Labour's challenge isn't just about where in the country the fightback begins. It's also about where the party sits on the political spectrum.

The 2021 election underlined that politics in Scotland is an increasingly binary affair. Tactical voting is common, with many seats a race between the SNP and the party deemed most likely to challenge them.

The question for Labour is how to be that second party, when it has ended up a third wheel in many of the big debates of the day.

Whichever way you slice Scotland's many political rows it seems like the SNP and Tories have the key positions locked up, as the parties of Yes and No, Remain and Leave and indeed Left and Right. This suits both of those parties fine, and they are delighted to shut Labour out in the cold.
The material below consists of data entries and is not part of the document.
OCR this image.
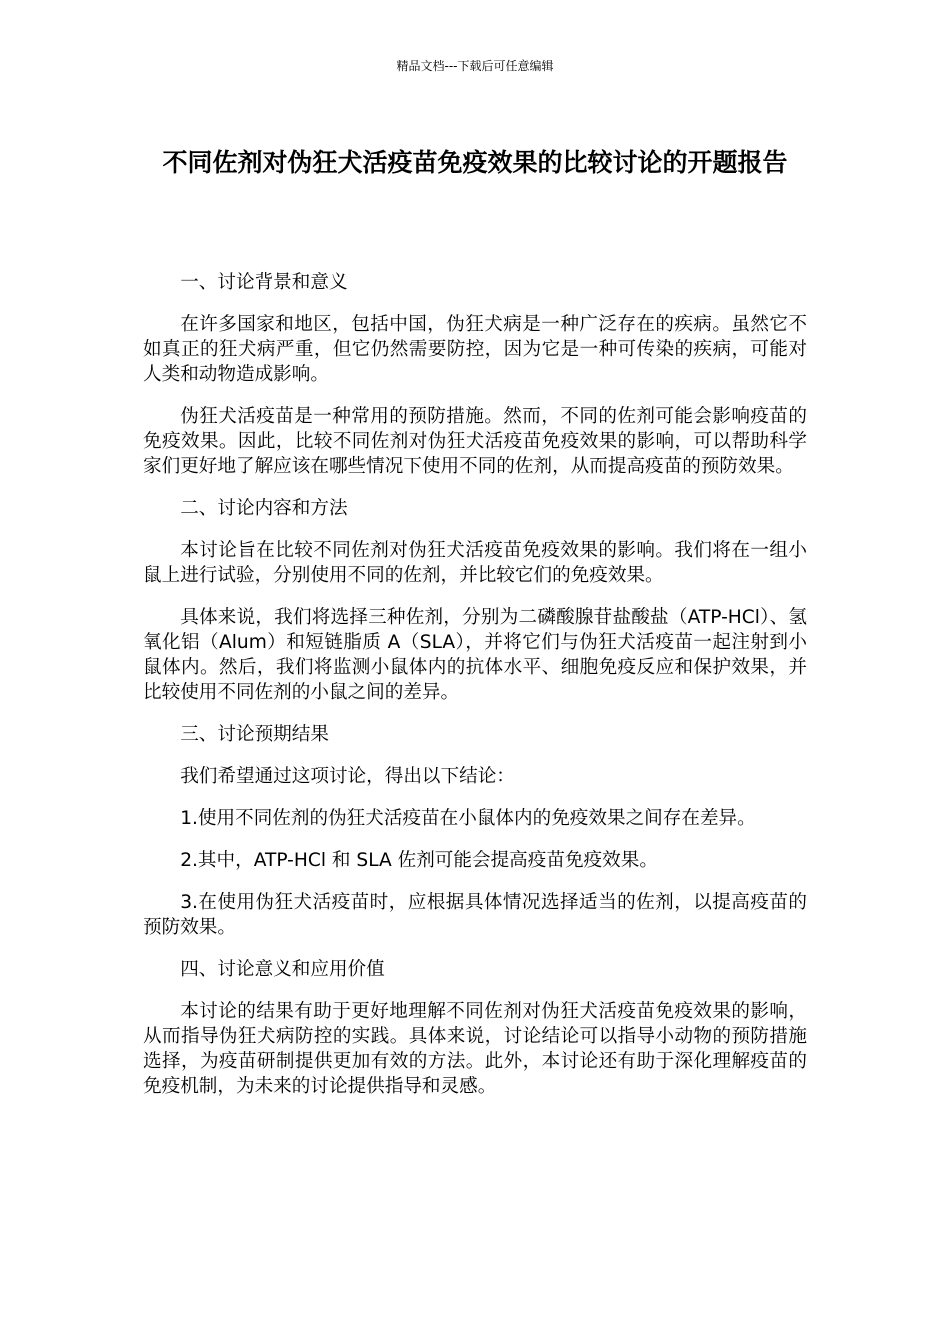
精品文档---下载后可任意编辑
不同佐剂对伪狂犬活疫苗免疫效果的比较讨论的开题报告

一、讨论背景和意义

在许多国家和地区，包括中国，伪狂犬病是一种广泛存在的疾病。虽然它不如真正的狂犬病严重，但它仍然需要防控，因为它是一种可传染的疾病，可能对人类和动物造成影响。

伪狂犬活疫苗是一种常用的预防措施。然而，不同的佐剂可能会影响疫苗的免疫效果。因此，比较不同佐剂对伪狂犬活疫苗免疫效果的影响，可以帮助科学家们更好地了解应该在哪些情况下使用不同的佐剂，从而提高疫苗的预防效果。

二、讨论内容和方法

本讨论旨在比较不同佐剂对伪狂犬活疫苗免疫效果的影响。我们将在一组小鼠上进行试验，分别使用不同的佐剂，并比较它们的免疫效果。

具体来说，我们将选择三种佐剂，分别为二磷酸腺苷盐酸盐（ATP-HCl）、氢氧化铝（Alum）和短链脂质 A（SLA），并将它们与伪狂犬活疫苗一起注射到小鼠体内。然后，我们将监测小鼠体内的抗体水平、细胞免疫反应和保护效果，并比较使用不同佐剂的小鼠之间的差异。

三、讨论预期结果

我们希望通过这项讨论，得出以下结论：

1.使用不同佐剂的伪狂犬活疫苗在小鼠体内的免疫效果之间存在差异。

2.其中，ATP-HCl 和 SLA 佐剂可能会提高疫苗免疫效果。

3.在使用伪狂犬活疫苗时，应根据具体情况选择适当的佐剂，以提高疫苗的预防效果。

四、讨论意义和应用价值

本讨论的结果有助于更好地理解不同佐剂对伪狂犬活疫苗免疫效果的影响，从而指导伪狂犬病防控的实践。具体来说，讨论结论可以指导小动物的预防措施选择，为疫苗研制提供更加有效的方法。此外，本讨论还有助于深化理解疫苗的免疫机制，为未来的讨论提供指导和灵感。
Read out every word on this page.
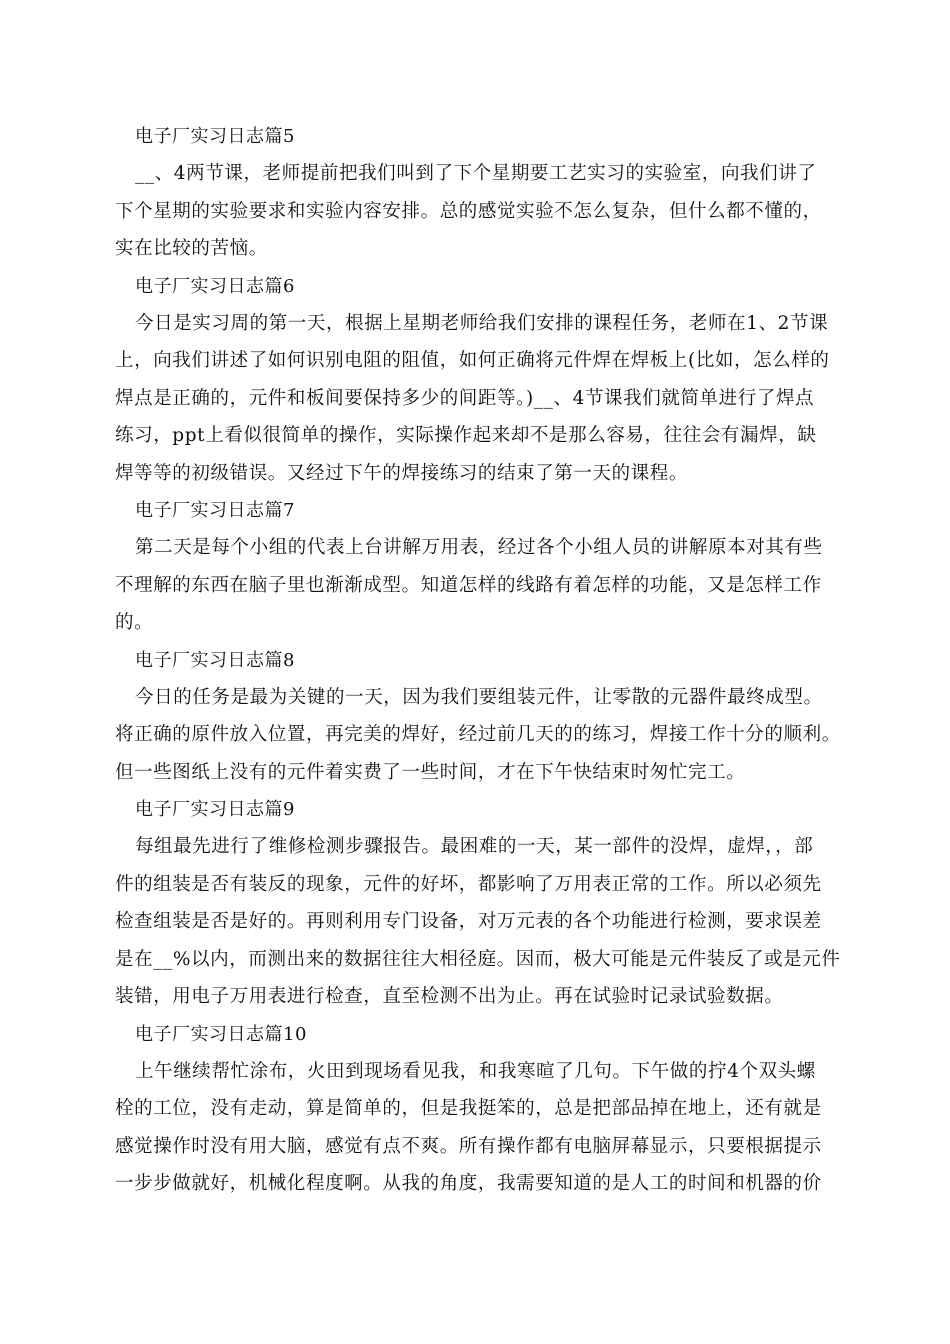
电子厂实习日志篇5
__、4两节课，老师提前把我们叫到了下个星期要工艺实习的实验室，向我们讲了
下个星期的实验要求和实验内容安排。总的感觉实验不怎么复杂，但什么都不懂的，
实在比较的苦恼。
电子厂实习日志篇6
今日是实习周的第一天，根据上星期老师给我们安排的课程任务，老师在1、2节课
上，向我们讲述了如何识别电阻的阻值，如何正确将元件焊在焊板上(比如，怎么样的
焊点是正确的，元件和板间要保持多少的间距等。)__、4节课我们就简单进行了焊点
练习，ppt上看似很简单的操作，实际操作起来却不是那么容易，往往会有漏焊，缺
焊等等的初级错误。又经过下午的焊接练习的结束了第一天的课程。
电子厂实习日志篇7
第二天是每个小组的代表上台讲解万用表，经过各个小组人员的讲解原本对其有些
不理解的东西在脑子里也渐渐成型。知道怎样的线路有着怎样的功能，又是怎样工作
的。
电子厂实习日志篇8
今日的任务是最为关键的一天，因为我们要组装元件，让零散的元器件最终成型。
将正确的原件放入位置，再完美的焊好，经过前几天的的练习，焊接工作十分的顺利。
但一些图纸上没有的元件着实费了一些时间，才在下午快结束时匆忙完工。
电子厂实习日志篇9
每组最先进行了维修检测步骤报告。最困难的一天，某一部件的没焊，虚焊，，部
件的组装是否有装反的现象，元件的好坏，都影响了万用表正常的工作。所以必须先
检查组装是否是好的。再则利用专门设备，对万元表的各个功能进行检测，要求误差
是在__%以内，而测出来的数据往往大相径庭。因而，极大可能是元件装反了或是元件
装错，用电子万用表进行检查，直至检测不出为止。再在试验时记录试验数据。
电子厂实习日志篇10
上午继续帮忙涂布，火田到现场看见我，和我寒暄了几句。下午做的拧4个双头螺
栓的工位，没有走动，算是简单的，但是我挺笨的，总是把部品掉在地上，还有就是
感觉操作时没有用大脑，感觉有点不爽。所有操作都有电脑屏幕显示，只要根据提示
一步步做就好，机械化程度啊。从我的角度，我需要知道的是人工的时间和机器的价
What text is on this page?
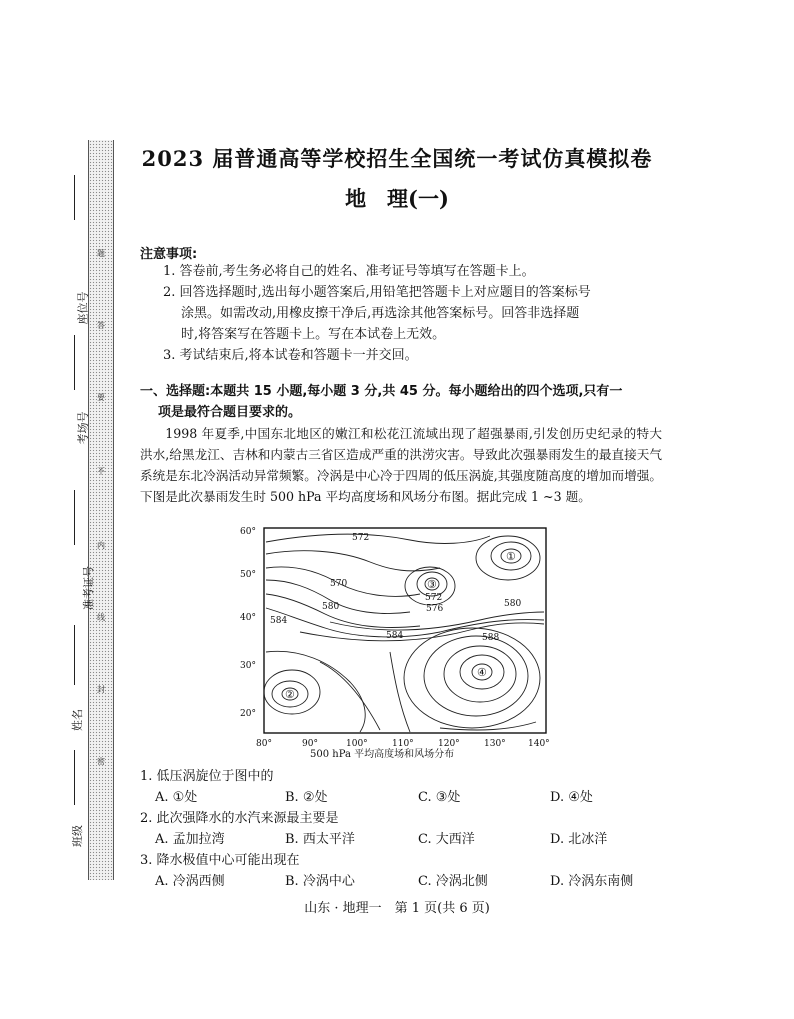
题
答
要
不
内
线
封
密
座位号
考场号
准考证号
姓名
班级
2023 届普通高等学校招生全国统一考试仿真模拟卷
地　理(一)
注意事项:
1. 答卷前,考生务必将自己的姓名、准考证号等填写在答题卡上。
2. 回答选择题时,选出每小题答案后,用铅笔把答题卡上对应题目的答案标号
涂黑。如需改动,用橡皮擦干净后,再选涂其他答案标号。回答非选择题
时,将答案写在答题卡上。写在本试卷上无效。
3. 考试结束后,将本试卷和答题卡一并交回。
一、选择题:本题共 15 小题,每小题 3 分,共 45 分。每小题给出的四个选项,只有一
项是最符合题目要求的。
1998 年夏季,中国东北地区的嫩江和松花江流域出现了超强暴雨,引发创历史纪录的特大洪水,给黑龙江、吉林和内蒙古三省区造成严重的洪涝灾害。导致此次强暴雨发生的最直接天气系统是东北冷涡活动异常频繁。冷涡是中心冷于四周的低压涡旋,其强度随高度的增加而增强。下图是此次暴雨发生时 500 hPa 平均高度场和风场分布图。据此完成 1 ~3 题。
60°
50°
40°
30°
20°
80°	90°	100°	110°	120°	130° 140°
572
570
580
584
572
576	580
584	588
①
②
③
④
500 hPa 平均高度场和风场分布
1. 低压涡旋位于图中的
A. ①处	B. ②处	C. ③处	D. ④处
2. 此次强降水的水汽来源最主要是
A. 孟加拉湾	B. 西太平洋	C. 大西洋	D. 北冰洋
3. 降水极值中心可能出现在
A. 冷涡西侧	B. 冷涡中心	C. 冷涡北侧	D. 冷涡东南侧
山东 · 地理一　第 1 页(共 6 页)
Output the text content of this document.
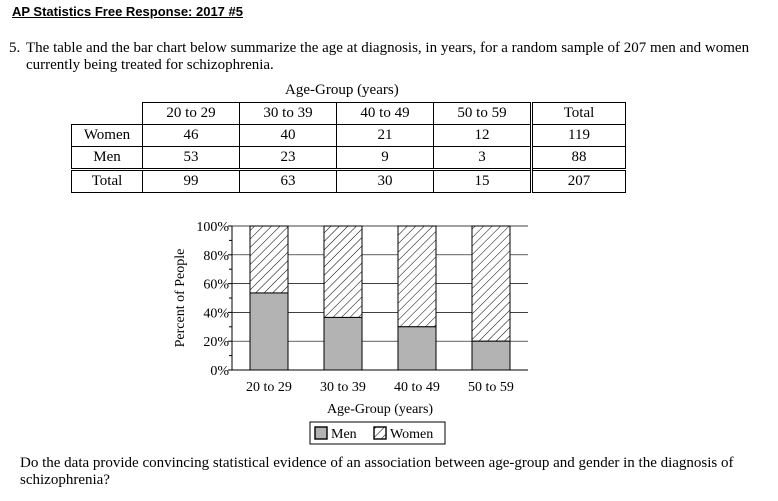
AP Statistics Free Response: 2017 #5
5. The table and the bar chart below summarize the age at diagnosis, in years, for a random sample of 207 men and women currently being treated for schizophrenia.
Age-Group (years)
	20 to 29	30 to 39	40 to 49	50 to 59	Total
Women	46	40	21	12	119
Men	53	23	9	3	88
Total	99	63	30	15	207
0%
20%
40%
60%
80%
100%
Percent of People
20 to 29 30 to 39 40 to 49 50 to 59
Age-Group (years)
Men Women
Do the data provide convincing statistical evidence of an association between age-group and gender in the diagnosis of schizophrenia?
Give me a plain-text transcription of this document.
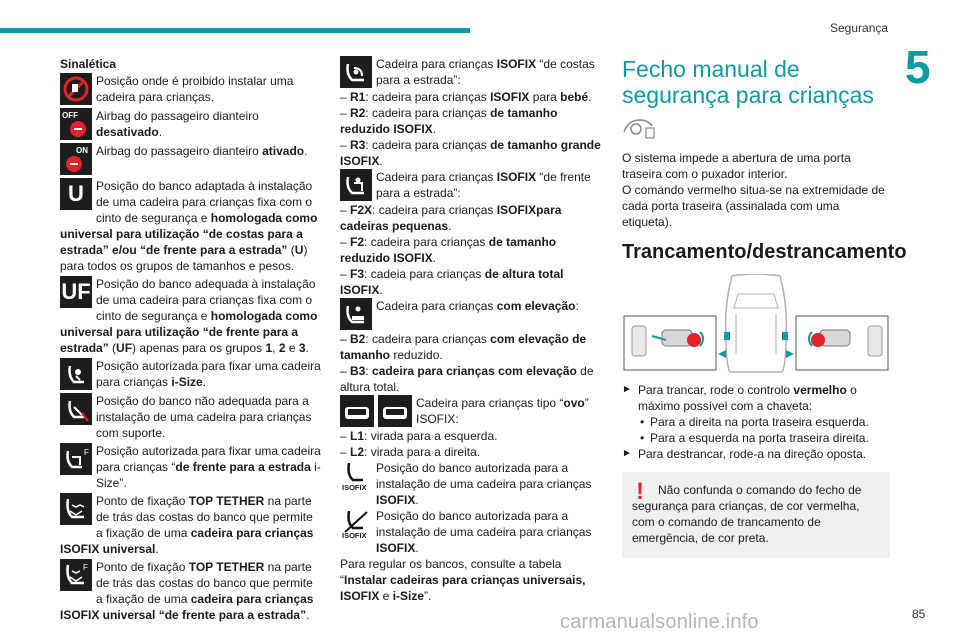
Segurança
5
85
carmanualsonline.info

Sinalética

Posição onde é proibido instalar uma cadeira para crianças.

OFF	Airbag do passageiro dianteiro desativado.

ON Airbag do passageiro dianteiro ativado.

U	Posição do banco adaptada à instalação de uma cadeira para crianças fixa com o cinto de segurança e homologada como universal para utilização “de costas para a estrada” e/ou “de frente para a estrada” (U) para todos os grupos de tamanhos e pesos.

UF Posição do banco adequada à instalação de uma cadeira para crianças fixa com o cinto de segurança e homologada como universal para utilização “de frente para a estrada” (UF) apenas para os grupos 1, 2 e 3.

Posição autorizada para fixar uma cadeira para crianças i-Size.

Posição do banco não adequada para a instalação de uma cadeira para crianças com suporte.

F Posição autorizada para fixar uma cadeira para crianças “de frente para a estrada i-Size”.

Ponto de fixação TOP TETHER na parte de trás das costas do banco que permite a fixação de uma cadeira para crianças ISOFIX universal.

F Ponto de fixação TOP TETHER na parte de trás das costas do banco que permite a fixação de uma cadeira para crianças ISOFIX universal “de frente para a estrada”.

Cadeira para crianças ISOFIX “de costas para a estrada”:

– R1: cadeira para crianças ISOFIX para bebé.

– R2: cadeira para crianças de tamanho reduzido ISOFIX.

– R3: cadeira para crianças de tamanho grande ISOFIX.

Cadeira para crianças ISOFIX “de frente para a estrada”:

– F2X: cadeira para crianças ISOFIXpara cadeiras pequenas.

– F2: cadeira para crianças de tamanho reduzido ISOFIX.

– F3: cadeia para crianças de altura total ISOFIX.

Cadeira para crianças com elevação:

– B2: cadeira para crianças com elevação de tamanho reduzido.

– B3: cadeira para crianças com elevação de altura total.

Cadeira para crianças tipo “ovo” ISOFIX:

– L1: virada para a esquerda.

– L2: virada para a direita.

ISOFIX

Posição do banco autorizada para a instalação de uma cadeira para crianças ISOFIX.

ISOFIX

Posição do banco autorizada para a instalação de uma cadeira para crianças ISOFIX.

Para regular os bancos, consulte a tabela “Instalar cadeiras para crianças universais, ISOFIX e i-Size”.

Fecho manual de segurança para crianças

O sistema impede a abertura de uma porta traseira com o puxador interior.

O comando vermelho situa-se na extremidade de cada porta traseira (assinalada com uma etiqueta).

Trancamento/destrancamento

► Para trancar, rode o controlo vermelho o máximo possível com a chaveta:

• Para a direita na porta traseira esquerda.

• Para a esquerda na porta traseira direita.

► Para destrancar, rode-a na direção oposta.

!	Não confunda o comando do fecho de segurança para crianças, de cor vermelha, com o comando de trancamento de emergência, de cor preta.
Labour has bled votes to both ends of the spectrum as these debates have dragged on - and tacking hard to one side or the other has not helped, as Kezia Dugdale found with her cast-iron opposition to independence.

Fundamentally what Labour needs is a compelling narrative. Proof of purpose. A unique story it can tell to the electorate and say "this is what we are for".

Mr Sarwar's pitch in May was to point to the pandemic and the recovery to follow as a compelling new topic of debate, in an attempt to break new ground which could prove more fertile for his party.

He would be helped enormously if Mr Starmer's project bears fruit at Westminster, because it would help break up the "SNP versus Tory" duopoly which holds sway in Scottish political debate.

And for his part, Mr Starmer will take extra seats anywhere he can get them in his mission to end his party's long run on the wrong side of the House of Commons.

These two leaders may need to succeed in tandem if they are to have any chance of leading Labour out of the political wilderness.